Portare avanti la lotta femminista è infatti necessario per un insieme di motivi: uno di questi, sta nel tentativo di raggiungere le donne che abitano le aree rurali del Paese, in cui è più complesso far arrivare una presa di coscienza, nonché il materiale informativo sui propri diritti, che invece circola liberamente nelle grandi città. Come è stato anticipato, inoltre, al testo originale sono state apportate delle modifiche che non hanno soddisfatto le donne argentine, come l’istituto dell’obiezione di coscienza. La legge prevede, infatti, che il personale medico possa rifiutarsi di effettuare la pratica abortiva, tranne in caso di pericolo di vita della gestante, per motivi legati all’etica o alla religione del medico.

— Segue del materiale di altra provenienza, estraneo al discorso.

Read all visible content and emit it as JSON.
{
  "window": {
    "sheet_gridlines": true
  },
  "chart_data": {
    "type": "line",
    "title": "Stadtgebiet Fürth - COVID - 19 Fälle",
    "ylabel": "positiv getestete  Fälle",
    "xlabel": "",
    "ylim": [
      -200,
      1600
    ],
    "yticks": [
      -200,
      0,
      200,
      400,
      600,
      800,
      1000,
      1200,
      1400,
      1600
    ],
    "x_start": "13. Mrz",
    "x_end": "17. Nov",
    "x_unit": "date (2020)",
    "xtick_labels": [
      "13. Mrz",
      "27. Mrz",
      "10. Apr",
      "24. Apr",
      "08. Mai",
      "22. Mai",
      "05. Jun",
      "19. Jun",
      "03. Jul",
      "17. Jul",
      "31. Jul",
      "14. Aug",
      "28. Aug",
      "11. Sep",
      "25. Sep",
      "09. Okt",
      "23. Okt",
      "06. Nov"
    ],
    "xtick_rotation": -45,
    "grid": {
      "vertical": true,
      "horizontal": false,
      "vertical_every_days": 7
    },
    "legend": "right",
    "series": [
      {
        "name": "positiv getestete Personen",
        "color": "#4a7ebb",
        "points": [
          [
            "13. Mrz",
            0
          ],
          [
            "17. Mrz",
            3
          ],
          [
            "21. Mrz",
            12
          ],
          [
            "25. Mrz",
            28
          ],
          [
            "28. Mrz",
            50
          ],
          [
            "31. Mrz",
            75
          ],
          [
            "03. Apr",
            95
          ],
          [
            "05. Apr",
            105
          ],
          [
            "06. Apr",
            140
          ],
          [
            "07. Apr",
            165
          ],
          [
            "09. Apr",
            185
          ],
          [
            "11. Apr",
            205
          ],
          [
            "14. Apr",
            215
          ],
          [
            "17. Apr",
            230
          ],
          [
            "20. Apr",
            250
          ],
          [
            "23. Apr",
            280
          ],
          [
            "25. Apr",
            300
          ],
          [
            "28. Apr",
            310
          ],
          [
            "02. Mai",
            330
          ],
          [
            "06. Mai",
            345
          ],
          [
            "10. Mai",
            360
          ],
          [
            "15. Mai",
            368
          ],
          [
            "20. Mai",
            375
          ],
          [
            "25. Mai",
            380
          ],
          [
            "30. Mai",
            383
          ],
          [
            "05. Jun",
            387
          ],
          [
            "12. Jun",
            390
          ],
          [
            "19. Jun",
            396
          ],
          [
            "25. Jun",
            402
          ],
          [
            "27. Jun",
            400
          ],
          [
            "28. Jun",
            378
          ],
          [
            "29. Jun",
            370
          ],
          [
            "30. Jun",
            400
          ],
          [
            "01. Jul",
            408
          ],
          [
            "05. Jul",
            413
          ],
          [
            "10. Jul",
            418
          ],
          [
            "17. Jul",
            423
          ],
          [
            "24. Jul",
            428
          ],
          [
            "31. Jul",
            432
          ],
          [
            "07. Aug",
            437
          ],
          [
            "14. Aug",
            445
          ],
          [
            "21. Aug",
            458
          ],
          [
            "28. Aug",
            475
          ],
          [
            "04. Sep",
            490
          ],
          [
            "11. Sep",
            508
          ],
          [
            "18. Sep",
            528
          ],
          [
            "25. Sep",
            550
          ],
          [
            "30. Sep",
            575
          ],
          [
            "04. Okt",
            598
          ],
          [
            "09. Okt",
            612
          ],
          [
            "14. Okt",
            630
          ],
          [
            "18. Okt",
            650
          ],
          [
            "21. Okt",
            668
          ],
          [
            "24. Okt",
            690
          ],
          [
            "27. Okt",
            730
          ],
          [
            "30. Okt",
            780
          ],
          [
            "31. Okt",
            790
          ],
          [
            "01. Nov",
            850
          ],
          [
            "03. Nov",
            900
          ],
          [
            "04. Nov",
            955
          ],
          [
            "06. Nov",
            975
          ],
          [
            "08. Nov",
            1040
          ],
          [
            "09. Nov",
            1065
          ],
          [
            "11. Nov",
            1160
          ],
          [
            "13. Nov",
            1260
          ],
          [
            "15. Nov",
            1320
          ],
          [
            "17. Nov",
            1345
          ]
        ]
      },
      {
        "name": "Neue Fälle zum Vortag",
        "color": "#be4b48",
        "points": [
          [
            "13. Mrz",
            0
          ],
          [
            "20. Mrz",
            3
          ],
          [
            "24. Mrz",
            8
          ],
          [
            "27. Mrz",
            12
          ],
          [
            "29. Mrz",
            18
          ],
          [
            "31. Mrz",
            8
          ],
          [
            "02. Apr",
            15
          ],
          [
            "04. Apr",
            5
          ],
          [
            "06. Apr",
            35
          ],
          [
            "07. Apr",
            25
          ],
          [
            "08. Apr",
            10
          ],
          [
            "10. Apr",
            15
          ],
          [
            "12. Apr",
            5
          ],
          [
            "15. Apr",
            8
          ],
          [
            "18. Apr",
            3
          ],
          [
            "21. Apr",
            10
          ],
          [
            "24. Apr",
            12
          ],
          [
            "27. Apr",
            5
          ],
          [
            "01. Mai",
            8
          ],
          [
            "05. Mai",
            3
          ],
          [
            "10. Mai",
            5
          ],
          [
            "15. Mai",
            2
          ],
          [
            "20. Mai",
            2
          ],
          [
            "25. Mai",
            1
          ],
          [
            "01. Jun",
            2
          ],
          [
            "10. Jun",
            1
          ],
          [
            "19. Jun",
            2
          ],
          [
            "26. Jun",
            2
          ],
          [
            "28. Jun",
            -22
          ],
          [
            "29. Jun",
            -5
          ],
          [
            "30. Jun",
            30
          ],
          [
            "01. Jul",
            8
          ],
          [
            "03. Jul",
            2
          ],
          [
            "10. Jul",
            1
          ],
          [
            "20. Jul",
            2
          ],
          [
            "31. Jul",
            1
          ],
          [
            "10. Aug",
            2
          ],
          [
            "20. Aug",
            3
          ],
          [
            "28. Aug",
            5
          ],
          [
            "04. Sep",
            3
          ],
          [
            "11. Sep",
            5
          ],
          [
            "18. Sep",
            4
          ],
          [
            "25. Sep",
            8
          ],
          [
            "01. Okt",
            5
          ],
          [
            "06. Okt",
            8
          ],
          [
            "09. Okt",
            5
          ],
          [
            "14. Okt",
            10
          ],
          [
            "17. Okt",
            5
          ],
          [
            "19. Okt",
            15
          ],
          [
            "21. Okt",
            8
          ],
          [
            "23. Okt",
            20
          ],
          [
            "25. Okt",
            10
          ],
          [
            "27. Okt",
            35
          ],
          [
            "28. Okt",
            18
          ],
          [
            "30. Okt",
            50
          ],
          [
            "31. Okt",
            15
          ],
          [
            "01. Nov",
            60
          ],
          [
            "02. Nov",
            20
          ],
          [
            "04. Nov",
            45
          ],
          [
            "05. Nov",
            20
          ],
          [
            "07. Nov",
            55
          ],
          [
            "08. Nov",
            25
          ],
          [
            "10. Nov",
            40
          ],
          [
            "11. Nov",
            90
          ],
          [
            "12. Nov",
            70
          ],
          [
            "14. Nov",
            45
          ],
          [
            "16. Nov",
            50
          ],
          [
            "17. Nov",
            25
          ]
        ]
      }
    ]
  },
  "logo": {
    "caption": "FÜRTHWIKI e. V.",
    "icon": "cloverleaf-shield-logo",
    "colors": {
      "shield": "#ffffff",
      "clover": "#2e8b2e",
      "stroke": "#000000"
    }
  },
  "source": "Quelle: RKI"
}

Non sarebbe problematico, dal momento in cui nel Paese sono presenti altri medici non obiettori a cui potersi rivolgere; ma l’obiezione di coscienza – come spiega Soledad Deza, avvocatessa femminista e presidente dell’associazione Mujeres x Mujeres di Tucumán –, che pure nasce per “proteggere la coscienza personale”, nella pratica è stata utilizzata come strategia politica dal conservatorismo religioso per svuotare i contenuti dalle politiche pubbliche che rafforzano i diritti con i quali non si è moralmente d’accordo. “I conservatori, quando perdono nel quadro legislativo e le leggi con le quali non sono moralmente d’accordo vengono finalmente approvate, usano l’obiezione indiscriminatamente. A ciò si aggiunge la collaborazione dello Stato che non vigila sul funzionamento dei servizi. Quindi, l’obiezione di coscienza viene utilizzata per ritirare praticamente dall’offerta sanitaria prestazioni mediche già lecite. Lo hanno fatto con la contraccezione, lo hanno fatto con un’educazione sessuale completa, lo hanno fatto con l’aborto legalizzato, e in Uruguay lo hanno fatto anche con l’interruzione volontaria della gravidanza. In altre parole, prevediamo che faranno lo stesso anche qui” – afferma Deza.
La lotta per il diritto all’aborto ha visto una partecipazione massiccia, che ha coinvolto donne e ragazze di ogni età. Il pañuelo verde è diventato un simbolo, un modo per riconoscersi e per creare reti sociali, ma anche una pratica di lotta che viene portata nelle strade di tutto il mondo. Da questo punto, non si può tornare indietro, ma soltanto avanzare tutte insieme, riempire le piazze e gridare forte che “vogliamo tutto”.